The beams that today's technology produces can be unwieldy, says Hyoung Won Baac, a research fellow at Harvard Medical School, who worked on this project as a doctoral student in Guo's lab.
"A major drawback of current strongly focused ultrasound technology is a bulky focal spot, which is on the order of several millimetres," Baac said. "A few centimetres is typical. Therefore, it can be difficult to treat tissue objects in a high-precision manner, for targeting delicate vasculature, thin tissue layer and cellular texture. We can enhance the focal accuracy 100-fold."
The team was able to concentrate high-amplitude sound waves to a speck just 75 by 400 micrometres (a micrometre is one-thousandth of a millimetre). Their beam can blast and cut with pressure, rather than heat. Guo speculates that it could operate painlessly, because its beam is so finely focused it could avoid nerve fibers. The device hasn't been tested in animals or humans yet, though.
"We believe this could be used as an invisible knife for non-invasive surgery," Guo said. "Nothing pokes into your body, just the ultrasound beam. And it is so tightly focused, you can disrupt individual cells."
To achieve this superfine beam, Guo's team took an optoacoustic approach that converts light from a pulsed laser to high-amplitude sound waves through a specially designed lens. The general technique has been around since Thomas Edison's time. It has advanced over the centuries, but for medical applications today, the process doesn't normally generate a sound signal strong enough to be useful.

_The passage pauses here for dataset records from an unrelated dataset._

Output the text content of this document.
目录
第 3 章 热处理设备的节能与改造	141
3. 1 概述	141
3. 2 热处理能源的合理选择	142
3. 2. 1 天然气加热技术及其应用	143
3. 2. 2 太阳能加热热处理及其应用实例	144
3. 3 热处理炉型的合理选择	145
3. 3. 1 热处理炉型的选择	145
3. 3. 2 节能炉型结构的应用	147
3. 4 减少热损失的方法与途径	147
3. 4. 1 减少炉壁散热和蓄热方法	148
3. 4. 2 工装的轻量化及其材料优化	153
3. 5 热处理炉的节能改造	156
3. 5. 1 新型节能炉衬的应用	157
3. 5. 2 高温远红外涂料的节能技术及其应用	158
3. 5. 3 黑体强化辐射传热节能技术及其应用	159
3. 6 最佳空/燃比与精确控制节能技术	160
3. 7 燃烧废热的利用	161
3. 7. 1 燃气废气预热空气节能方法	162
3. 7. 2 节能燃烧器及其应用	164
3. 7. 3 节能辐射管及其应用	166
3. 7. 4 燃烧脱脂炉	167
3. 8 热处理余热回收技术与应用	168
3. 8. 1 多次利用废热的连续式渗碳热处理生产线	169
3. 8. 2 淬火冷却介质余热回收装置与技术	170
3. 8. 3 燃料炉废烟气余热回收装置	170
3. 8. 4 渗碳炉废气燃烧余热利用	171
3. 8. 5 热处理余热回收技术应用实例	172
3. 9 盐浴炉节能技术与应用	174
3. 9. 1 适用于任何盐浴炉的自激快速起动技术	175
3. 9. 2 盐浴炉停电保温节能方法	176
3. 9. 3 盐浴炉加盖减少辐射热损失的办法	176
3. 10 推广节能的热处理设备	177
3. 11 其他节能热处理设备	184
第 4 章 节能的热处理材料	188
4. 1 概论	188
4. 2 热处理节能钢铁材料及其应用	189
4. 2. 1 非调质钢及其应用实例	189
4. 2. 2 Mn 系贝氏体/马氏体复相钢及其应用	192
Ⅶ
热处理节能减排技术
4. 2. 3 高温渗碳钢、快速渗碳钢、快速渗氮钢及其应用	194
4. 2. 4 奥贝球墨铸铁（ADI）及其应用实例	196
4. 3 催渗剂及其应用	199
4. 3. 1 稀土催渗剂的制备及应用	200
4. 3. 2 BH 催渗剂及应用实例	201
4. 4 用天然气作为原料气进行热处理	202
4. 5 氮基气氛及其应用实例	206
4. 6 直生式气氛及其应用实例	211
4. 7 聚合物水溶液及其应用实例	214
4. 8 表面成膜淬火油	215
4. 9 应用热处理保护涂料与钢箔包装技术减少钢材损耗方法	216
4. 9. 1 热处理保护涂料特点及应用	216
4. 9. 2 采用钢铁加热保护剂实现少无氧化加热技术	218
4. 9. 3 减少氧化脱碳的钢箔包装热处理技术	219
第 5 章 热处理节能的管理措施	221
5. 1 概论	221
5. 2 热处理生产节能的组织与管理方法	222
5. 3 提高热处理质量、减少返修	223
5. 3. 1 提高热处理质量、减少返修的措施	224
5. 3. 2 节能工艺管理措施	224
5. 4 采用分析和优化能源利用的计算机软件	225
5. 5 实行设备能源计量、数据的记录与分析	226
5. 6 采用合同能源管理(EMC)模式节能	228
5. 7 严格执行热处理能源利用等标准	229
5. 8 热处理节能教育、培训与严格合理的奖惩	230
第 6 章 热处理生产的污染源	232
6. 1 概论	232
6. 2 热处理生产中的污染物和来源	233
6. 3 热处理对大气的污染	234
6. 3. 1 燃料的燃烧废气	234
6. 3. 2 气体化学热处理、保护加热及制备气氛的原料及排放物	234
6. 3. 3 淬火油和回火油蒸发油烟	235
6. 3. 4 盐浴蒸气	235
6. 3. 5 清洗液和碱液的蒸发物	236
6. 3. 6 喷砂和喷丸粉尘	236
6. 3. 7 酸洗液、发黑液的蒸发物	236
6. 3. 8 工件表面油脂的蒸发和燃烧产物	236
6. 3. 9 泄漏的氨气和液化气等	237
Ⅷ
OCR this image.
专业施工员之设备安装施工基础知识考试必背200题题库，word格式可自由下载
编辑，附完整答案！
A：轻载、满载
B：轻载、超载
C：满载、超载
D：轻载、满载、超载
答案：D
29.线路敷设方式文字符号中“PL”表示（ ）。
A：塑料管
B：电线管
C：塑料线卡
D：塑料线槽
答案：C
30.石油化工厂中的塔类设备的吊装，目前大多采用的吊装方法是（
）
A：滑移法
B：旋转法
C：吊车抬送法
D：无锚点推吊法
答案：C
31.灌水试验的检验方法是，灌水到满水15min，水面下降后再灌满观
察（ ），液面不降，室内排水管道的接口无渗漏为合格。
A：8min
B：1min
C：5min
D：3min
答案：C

The U-M researchers' system is unique because it performs three functions: it converts the light to sound, focuses it to a tiny spot and amplifies the sound waves. To achieve the amplification, the researchers coated their lens with a layer of carbon nanotubes and a layer of a rubbery material called polydimethylsiloxane. The carbon nanotube layer absorbs the light and generates heat from it. Then the rubbery layer, which expands when exposed to heat, drastically boosts the signal by the rapid thermal expansion.
The resulting sound waves are 10,000 times higher frequency than humans can hear. They work in tissues by creating shockwaves and microbubbles that exert pressure on the target, which Guo envisions could be tiny cancerous tumors, artery-clogging plaques or single cells to deliver drugs. This technique might also have applications in cosmetic surgery.
In experiments, the researchers demonstrated micro ultrasonic surgery, accurately detaching a single ovarian cancer cell and blasting a hole less than 150 micrometres in an artificial kidney stone in less than a minute.
"This is just the beginning," Guo said. "This work opens a way to probe cells or tissues in much smaller scale."